Adhering to the principle that “housing is for living in, not for speculation,” China is implementing targeted measures on both the supply and demand sides to transform its property sector development model and promote the steady and healthy growth of the real estate market.
The country is ramping up financial support for real estate companies through targeted policies, enabling them to deliver quality products while satisfying the diversified demand of residents in different places or groups. Outlined below are some of the key takeaways of this work.
STRENGTHENING FINANCIAL SUPPORT, PROTECTING PEOPLE’S INTERESTS
China has pledged to meet the justified financing demand of real estate enterprises under various forms of ownership equally, while cracking down on behaviors hampering people’s interests to stabilize the property market.
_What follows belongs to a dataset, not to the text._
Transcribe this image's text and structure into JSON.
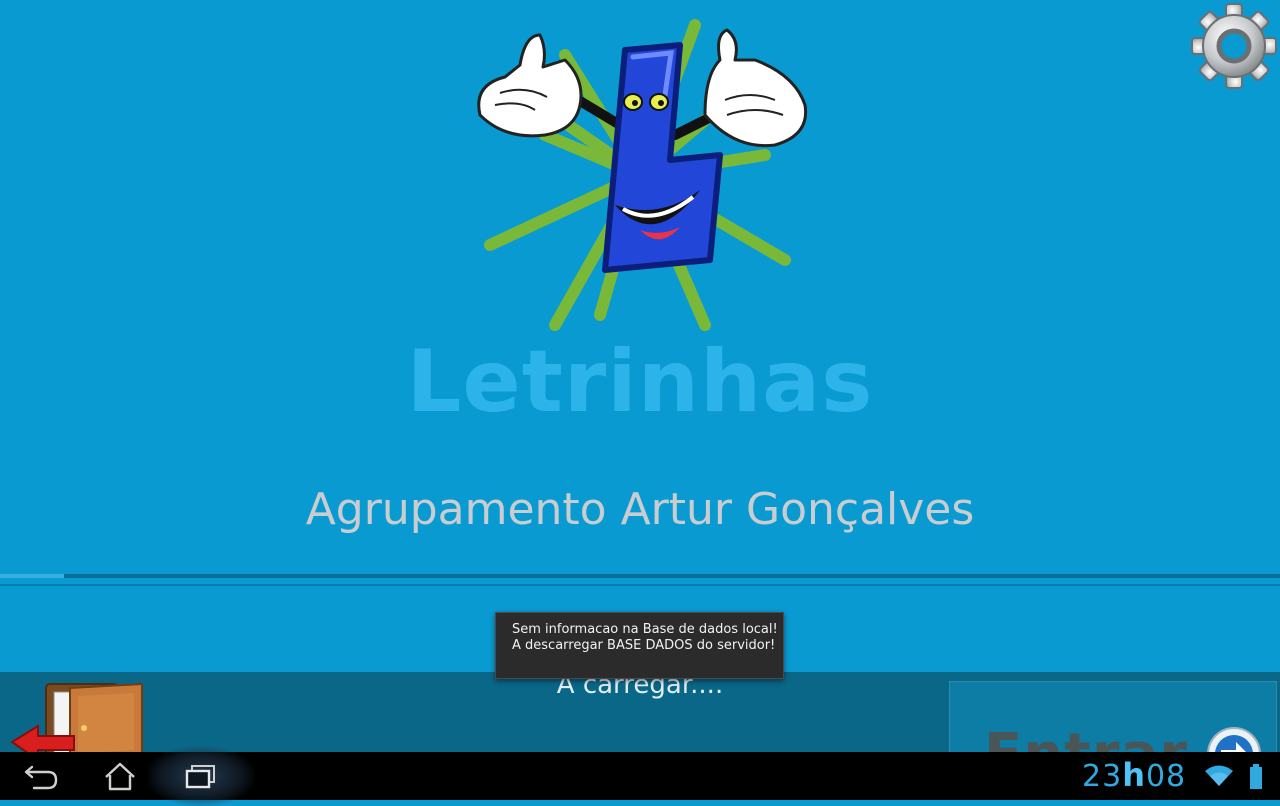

The country’s top housing authority plans to work with financial administrative authority to guide localities in establishing real estate financing coordination mechanisms, and in extending support for key projects, according to Ni Hong, minister of housing and urban-rural development.
Under a “white list” mechanism launched in late January, local authorities are recommending real estate projects eligible for financing support to financial institutions. They are also coordinating with financial institutions to fulfill the requirements of these projects.
To date, more than 300 Chinese cities in 31 provincial-level regions have already facilitated financing channels and presented over 6,000 real estate projects that are eligible for financing support on “white lists.” Among these projects, 82.8 percent have been proposed by private companies or mixed-ownership enterprises.By the end of February, commercial banks had approved related loans exceeding 200 billion yuan (about 28.15 billion U.S. dollars).
At the same time, real estate companies facing insolvency crises or incapable of business operations should enter into bankruptcy or asset-restructuring proceedings under the principles of marketization and legalization, Ni said.
He also stressed that the country will be resolute in investigating and cracking down on behaviors that harm the interests of the people.In mid-March, for example, Chinese property developer Evergrande Group received notice that administrative penalties and market bans would be issued by the China Securities Regulatory Commission, the country’s securities regulator. The commission decided to ban Xu Jiayin, chairman of Evergrande, from entering the securities market for life and issued both a warning and a fine to Xu for making decisions on and organizing financial fraud.
It also determined that Evergrande Real Estate Group would receive a warning and a fine of 4.18 billion yuan for the issuance of false information in its 2019 and 2020 annual reports, for suspected fraud in its issuance of corporate bonds, and for its failure to disclose required information in a timely manner.
SATISFYING CITY-SPECIFIC, DIVERSE DEMAND
As great changes have taken place in the supply and demand of China’s real estate market, the country is taking a people-oriented approach to transforming its property market, working to meet the diversified demand of different groups, be it demand for primary living needs or that for improved housing conditions.China has proposed shoring up the construction of affordable housing, the renewal of urban villages, and the development of public infrastructure for both regular and emergency use.
Related projects have boosted real estate investment by 0.6 percentage points, according to Sheng Laiyun, deputy head of the National Bureau of Statistics (NBS).
In addition to advancing the construction of affordable housing, efforts should also be made to build high-quality housing so that people can lead healthy and convenient lives, Ni said.